Monday, January 26, 2009
If it wasn't for the ads, I would probably play music throughout my Super Bowl viewing party. It's not because the sounds of the game aren't appealing, but rather the fact that announcers and on-air personalities during the SB are just hype peddling, life changing story repeating, vessels of hot air. It's really not their fault either.
Having two weeks to plan for one game, and the job of filling a nine hour pregame show and live telecast, just gives a network all the more opportunity to shove stories down your throat. Last year it was the undefeated season, the year before that was "Can Peyton Win The Big One"/The first black coaches in the Super Bowl, and the year before that was Bettis winning in his hometown. Did you know that Jerome Bettis was from Detroit?
Slate writer, Charles P. Pierce, has figured out what your annoying plot lines for this year's Super Bowl are. Here's a little hint....you should probably just suck it up and root for the Steelers, because if the Cards go up, you'll be getting a lot of Kurt Warner AFL/God/Reinvented his career talk....
We're going to hear about how they magically transformed themselves at the end of the season. We're going to hear about the remarkable comeback of Kurt Warner. We're going to hear about how marvelous it is for the National Football League that a Super Bowl championship is within the grasp of a team so thickly dripping with obvious mediocrity that it's a wonder Charlie Sheen isn't playing left guard. We are going to hear all of this because the NFL and its broadcast partners operate on the very simple premise that everybody who reports—or follows—their sport on television is a paste-eating moron....Very well said. The worst part about the Super Bowl is that very thing. It's not that NBC, or any other network for that matter, shouldn't be talking about those things, it's just that you will already have heard all of those stories. You heard them all year, and by the time we get through Media week, and into the second half....you'll have heard them about forty times. We should all pray that the game stays close for a few quarters. Because if it's a blowout, that forty number could turn into eighty real quick.

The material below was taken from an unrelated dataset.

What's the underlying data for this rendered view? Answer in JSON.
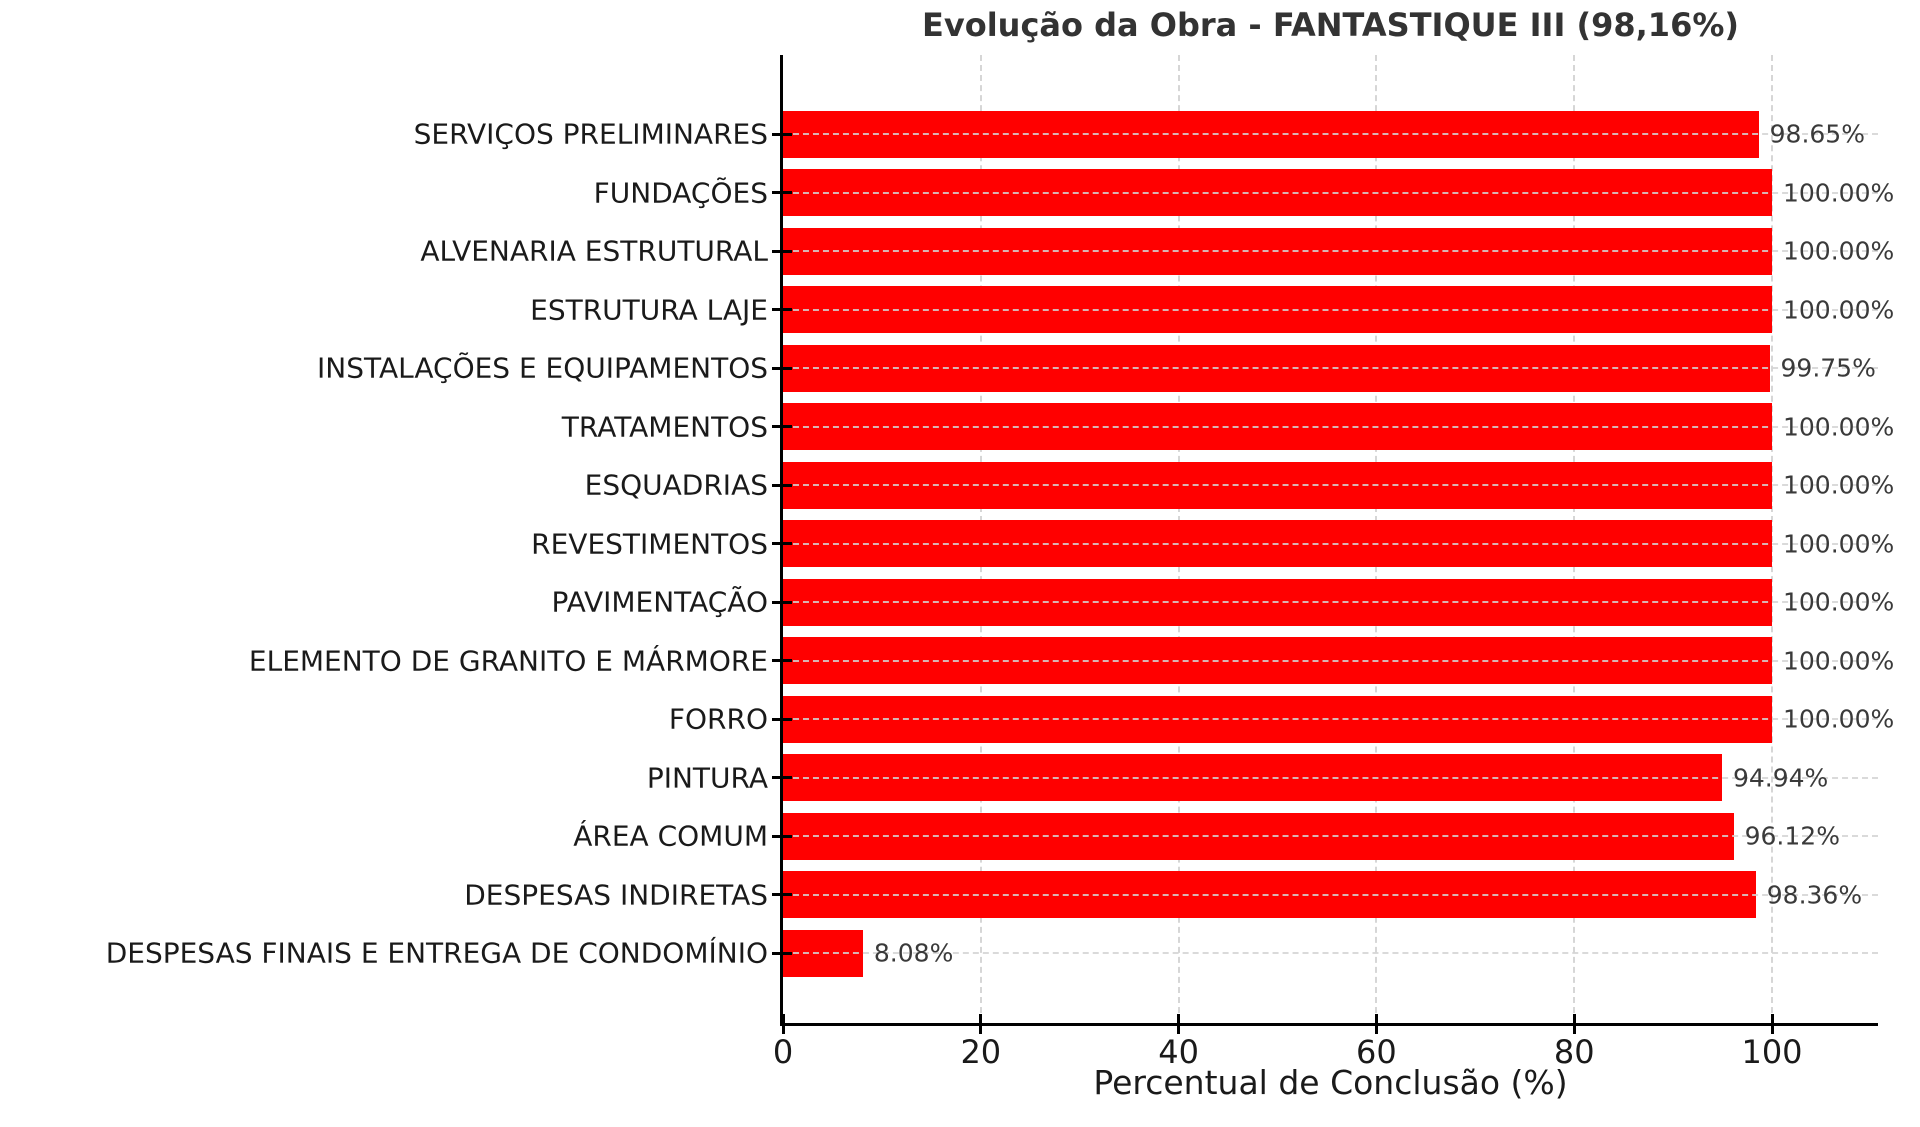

Bear in mind over the next week that this game will be cited as the "pivotal" moment in the Cardinals' miracle run to the Super Bowl. Ken Whisenhunt—who sat most of his offensive weapons in that game—and his staff will be the subject of gooey encomiums for cracking the whip after the loss to New England. There will be loose talk about professionalism, and about how pride was appealed to at a critical moment. And since snow is a long shot in Tampa, they might even win the game, and then there will be more of it. And it will all be nonsense. Not even Tim Tebow could save this team's soul.
Actually, I take that back. As long as their aren't forty shots of Brenda Warner in the stands, I'll take whatever ad nauseum stories you want to give me, NBC.